Use agency forecasts as a high-information baseline. USDA ERS forecasts incorporate market and domain information that historical-price-only TSFMs do not see.
Run multiple TSFMs as independent zero-shot signals. Time-MoE, Chronos, Chronos-2, TimesFM, and Moirai-2 produce different errors across commodities. Their disagreement is useful.
Route by commodity and horizon. Wheat and corn may justify Time-MoE as a primary signal. Soybeans may prefer TimesFM or Chronos depending on the evaluation split. Cotton should likely weight USDA much more heavily until a TSFM demonstrates robust gains.
Use probabilistic intervals where available. The paper evaluates point forecasts for comparability with USDA. In production, prediction intervals matter because price-risk decisions need downside and upside scenarios, not only means.
#Limits of the Study
The study is compelling, but the limitations matter:
The USDA comparison window is small. Marketing years 2017-2024 excluding COVID leaves seven annual observations per commodity. That is enough to motivate follow-up work, not enough to declare a permanent winner.

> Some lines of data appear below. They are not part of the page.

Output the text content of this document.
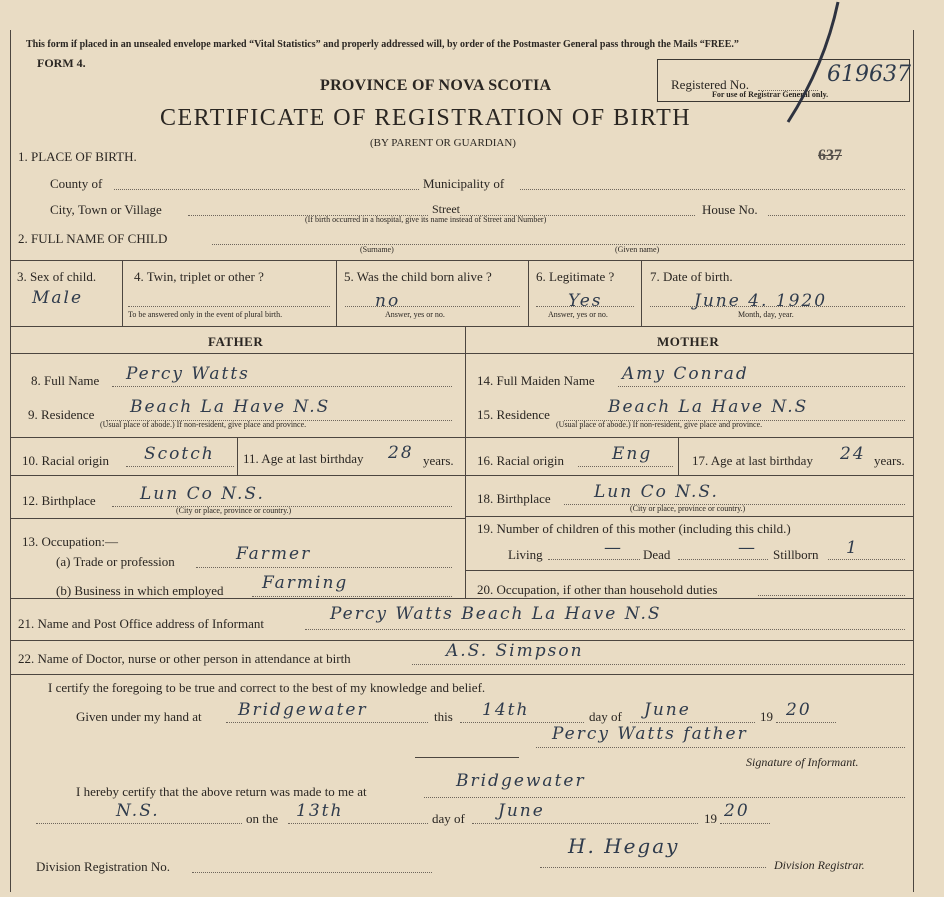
This form if placed in an unsealed envelope marked “Vital Statistics” and properly addressed will, by order of the Postmaster General pass through the Mails “FREE.”
FORM 4.
PROVINCE OF NOVA SCOTIA
CERTIFICATE OF REGISTRATION OF BIRTH
(BY PARENT OR GUARDIAN)
Registered No.
For use of Registrar General only.
619637
637
1. PLACE OF BIRTH.
County of	Municipality of
City, Town or Village	Street	House No.
(If birth occurred in a hospital, give its name instead of Street and Number)
2. FULL NAME OF CHILD
(Surname)	(Given name)
3. Sex of child.
Male
4. Twin, triplet or other ?
To be answered only in the event of plural birth.
5. Was the child born alive ?
no
Answer, yes or no.
6. Legitimate ?
Yes
Answer, yes or no.
7. Date of birth.
June 4. 1920
Month, day, year.
FATHER	MOTHER
8. Full Name Percy Watts
9. Residence Beach La Have N.S
(Usual place of abode.) If non-resident, give place and province.
10. Racial origin Scotch 11. Age at last birthday 28 years.
12. Birthplace	Lun Co N.S.
(City or place, province or country.)
13. Occupation:—
(a) Trade or profession	Farmer
(b) Business in which employed Farming
14. Full Maiden Name Amy Conrad
15. Residence	Beach La Have N.S
(Usual place of abode.) If non-resident, give place and province.
16. Racial origin	Eng	17. Age at last birthday 24 years.
18. Birthplace	Lun Co N.S.
(City or place, province or country.)
19. Number of children of this mother (including this child.)
Living	— Dead	— Stillborn 1
20. Occupation, if other than household duties
21. Name and Post Office address of Informant	Percy Watts Beach La Have N.S
22. Name of Doctor, nurse or other person in attendance at birth	A.S. Simpson
I certify the foregoing to be true and correct to the best of my knowledge and belief.
Given under my hand at Bridgewater	this 14th	day of June	19 20
Percy Watts father
Signature of Informant.
I hereby certify that the above return was made to me at
Bridgewater
N.S.	on the 13th	day of June	19 20
Division Registration No.
H. Hegay
Division Registrar.
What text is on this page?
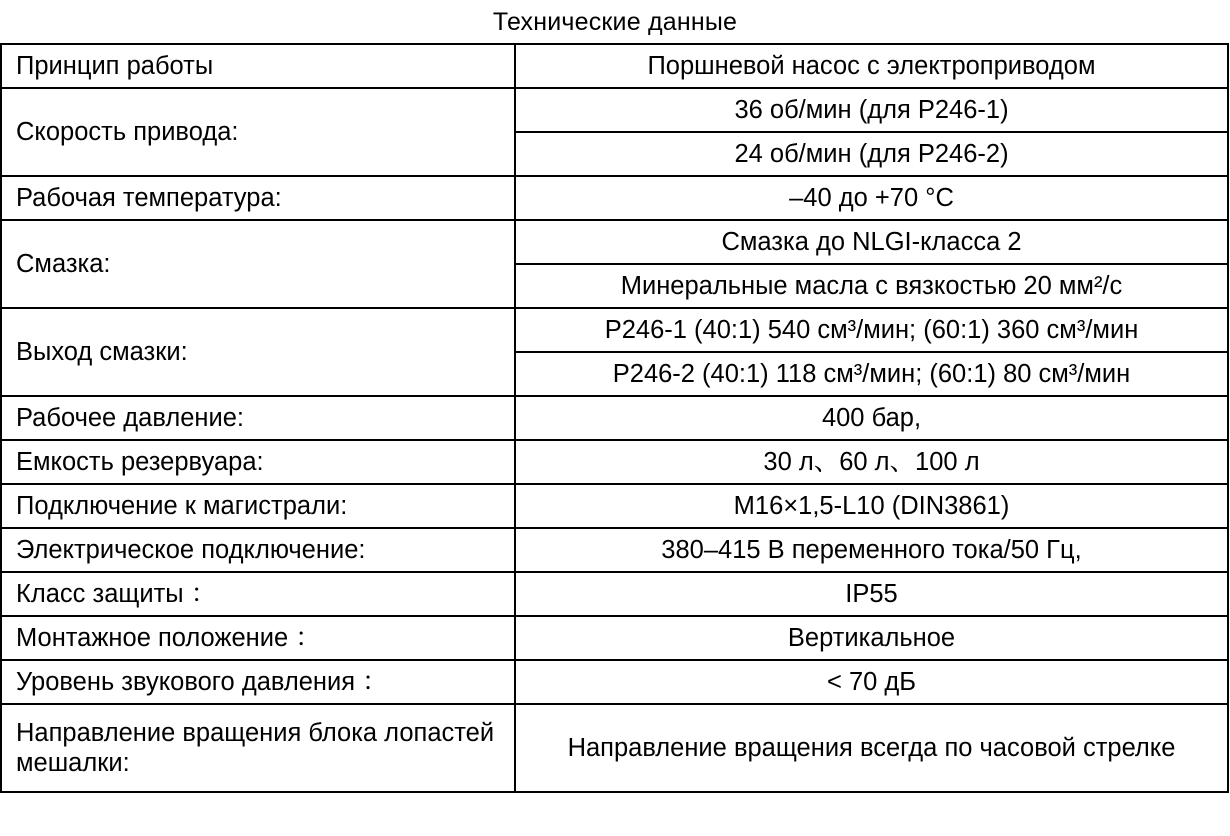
Технические данные
Принцип работы	Поршневой насос с электроприводом
Скорость привода:	36 об/мин (для P246-1)
	24 об/мин (для P246-2)
Рабочая температура:	–40 до +70 °C
Смазка:	Смазка до NLGI-класса 2
	Минеральные масла с вязкостью 20 мм²/с
Выход смазки:	P246-1 (40:1) 540 см³/мин; (60:1) 360 см³/мин
	P246-2 (40:1) 118 см³/мин; (60:1) 80 см³/мин
Рабочее давление:	400 бар,
Емкость резервуара:	30 л、60 л、100 л
Подключение к магистрали:	M16×1,5-L10 (DIN3861)
Электрическое подключение:	380–415 В переменного тока/50 Гц,
Класс защиты ：	IP55
Монтажное положение ：	Вертикальное
Уровень звукового давления ：	< 70 дБ
Направление вращения блока лопастей мешалки:	Направление вращения всегда по часовой стрелке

The TSFMs use price history only. That makes the benchmark impressive but also unrealistic for a best possible production system. Commodity forecasting should include futures curves, basis, stocks-to-use ratios, weather, acreage, policy, exports, and macro conditions when available.

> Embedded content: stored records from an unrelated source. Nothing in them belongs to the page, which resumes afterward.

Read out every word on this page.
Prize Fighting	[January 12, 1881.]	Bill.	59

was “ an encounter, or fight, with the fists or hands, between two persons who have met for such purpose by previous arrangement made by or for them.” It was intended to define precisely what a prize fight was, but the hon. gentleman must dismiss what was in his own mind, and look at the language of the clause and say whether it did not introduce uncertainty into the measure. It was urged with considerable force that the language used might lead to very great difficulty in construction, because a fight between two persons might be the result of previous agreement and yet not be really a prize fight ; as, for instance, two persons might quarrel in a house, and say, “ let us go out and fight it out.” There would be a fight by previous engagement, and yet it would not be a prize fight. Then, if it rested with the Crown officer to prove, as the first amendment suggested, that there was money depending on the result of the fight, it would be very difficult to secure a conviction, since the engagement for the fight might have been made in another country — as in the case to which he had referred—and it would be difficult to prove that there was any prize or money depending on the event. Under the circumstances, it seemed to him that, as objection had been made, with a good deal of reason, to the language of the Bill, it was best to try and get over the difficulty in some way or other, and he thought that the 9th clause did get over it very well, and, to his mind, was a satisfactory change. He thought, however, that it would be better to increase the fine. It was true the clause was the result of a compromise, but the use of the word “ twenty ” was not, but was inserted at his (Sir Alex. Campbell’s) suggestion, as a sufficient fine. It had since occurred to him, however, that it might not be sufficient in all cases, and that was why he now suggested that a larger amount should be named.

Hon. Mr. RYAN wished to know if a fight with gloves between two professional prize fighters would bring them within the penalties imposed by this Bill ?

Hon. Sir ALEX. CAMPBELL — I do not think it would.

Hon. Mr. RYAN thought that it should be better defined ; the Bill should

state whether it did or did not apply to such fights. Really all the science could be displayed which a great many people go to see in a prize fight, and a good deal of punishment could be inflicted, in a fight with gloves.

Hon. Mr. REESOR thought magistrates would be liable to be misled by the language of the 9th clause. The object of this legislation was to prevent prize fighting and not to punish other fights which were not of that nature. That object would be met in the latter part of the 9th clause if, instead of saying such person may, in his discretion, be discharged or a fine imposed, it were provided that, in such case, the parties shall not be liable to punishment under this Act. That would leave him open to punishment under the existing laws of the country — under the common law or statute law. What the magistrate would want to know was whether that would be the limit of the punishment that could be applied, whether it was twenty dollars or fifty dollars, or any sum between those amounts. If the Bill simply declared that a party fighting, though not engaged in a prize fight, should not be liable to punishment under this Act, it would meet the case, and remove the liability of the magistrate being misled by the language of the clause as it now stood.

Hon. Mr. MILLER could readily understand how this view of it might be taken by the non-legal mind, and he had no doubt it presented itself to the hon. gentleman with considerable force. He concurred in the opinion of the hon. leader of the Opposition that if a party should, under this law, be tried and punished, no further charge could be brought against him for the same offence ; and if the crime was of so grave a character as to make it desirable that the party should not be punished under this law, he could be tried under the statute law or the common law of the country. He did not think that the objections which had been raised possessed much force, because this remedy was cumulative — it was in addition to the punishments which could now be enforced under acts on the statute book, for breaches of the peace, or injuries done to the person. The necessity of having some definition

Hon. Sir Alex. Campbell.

Cotton is a real failure case. USDA wins decisively. Any system that uses TSFMs blindly across all commodities would underperform exactly where the expert benchmark is strongest.

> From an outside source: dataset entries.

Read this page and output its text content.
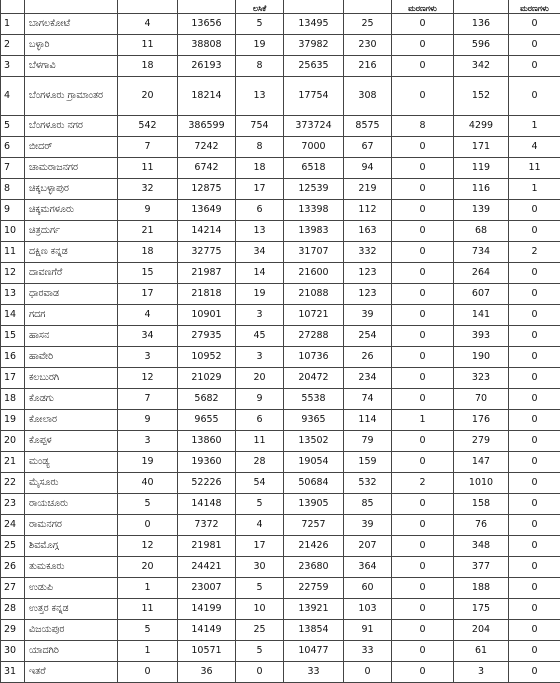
				ಲಸಿಕೆ			ಮರಣಗಳು		ಮರಣಗಳು
1	ಬಾಗಲಕೋಟೆ	4	13656	5	13495	25	0	136	0
2	ಬಳ್ಳಾರಿ	11	38808	19	37982	230	0	596	0
3	ಬೆಳಗಾವಿ	18	26193	8	25635	216	0	342	0
4	ಬೆಂಗಳೂರು ಗ್ರಾಮಾಂತರ	20	18214	13	17754	308	0	152	0
5	ಬೆಂಗಳೂರು ನಗರ	542	386599	754	373724	8575	8	4299	1
6	ಬೀದರ್	7	7242	8	7000	67	0	171	4
7	ಚಾಮರಾಜನಗರ	11	6742	18	6518	94	0	119	11
8	ಚಿಕ್ಕಬಳ್ಳಾಪುರ	32	12875	17	12539	219	0	116	1
9	ಚಿಕ್ಕಮಗಳೂರು	9	13649	6	13398	112	0	139	0
10	ಚಿತ್ರದುರ್ಗ	21	14214	13	13983	163	0	68	0
11	ದಕ್ಷಿಣ ಕನ್ನಡ	18	32775	34	31707	332	0	734	2
12	ದಾವಣಗೆರೆ	15	21987	14	21600	123	0	264	0
13	ಧಾರವಾಡ	17	21818	19	21088	123	0	607	0
14	ಗದಗ	4	10901	3	10721	39	0	141	0
15	ಹಾಸನ	34	27935	45	27288	254	0	393	0
16	ಹಾವೇರಿ	3	10952	3	10736	26	0	190	0
17	ಕಲಬುರಗಿ	12	21029	20	20472	234	0	323	0
18	ಕೊಡಗು	7	5682	9	5538	74	0	70	0
19	ಕೋಲಾರ	9	9655	6	9365	114	1	176	0
20	ಕೊಪ್ಪಳ	3	13860	11	13502	79	0	279	0
21	ಮಂಡ್ಯ	19	19360	28	19054	159	0	147	0
22	ಮೈಸೂರು	40	52226	54	50684	532	2	1010	0
23	ರಾಯಚೂರು	5	14148	5	13905	85	0	158	0
24	ರಾಮನಗರ	0	7372	4	7257	39	0	76	0
25	ಶಿವಮೊಗ್ಗ	12	21981	17	21426	207	0	348	0
26	ತುಮಕೂರು	20	24421	30	23680	364	0	377	0
27	ಉಡುಪಿ	1	23007	5	22759	60	0	188	0
28	ಉತ್ತರ ಕನ್ನಡ	11	14199	10	13921	103	0	175	0
29	ವಿಜಯಪುರ	5	14149	25	13854	91	0	204	0
30	ಯಾದಗಿರಿ	1	10571	5	10477	33	0	61	0
31	ಇತರೆ	0	36	0	33	0	0	3	0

Point forecasts hide risk quality. Moirai-2 and Chronos-2 can emit quantiles, but the benchmark reduces outputs to point forecasts. Future evaluations should compare calibration, CRPS, and interval coverage, especially for hedging and procurement.
#Why This Matters Beyond Agriculture
Agriculture is a useful stress test for TSFMs because it combines short histories, high stakes, external shocks, and an expert benchmark with real institutional authority. If zero-shot models can add signal here, they are likely useful in other sparse industrial domains: specialty chemicals, industrial inputs, wholesale energy contracts, freight rates, and regional construction materials.
The broader lesson echoes what we have seen in retail demand planning and supply chain forecasting: pretrained temporal representations are most valuable when there are too many related series to hand-model, too little data per individual series to train deep models, and enough recurring structure for transfer learning to help.
Commodity-price forecasting will not be solved by zero-shot TSFMs alone. But this benchmark shows they deserve a seat at the table alongside econometric models, futures-based expert forecasts, and domain-specific feature pipelines.
Primary sources: Agricultural TSFM forecasting paper, USDA ERS Season-Average Price Forecasts, Time-MoE paper, Time-MoE model weights.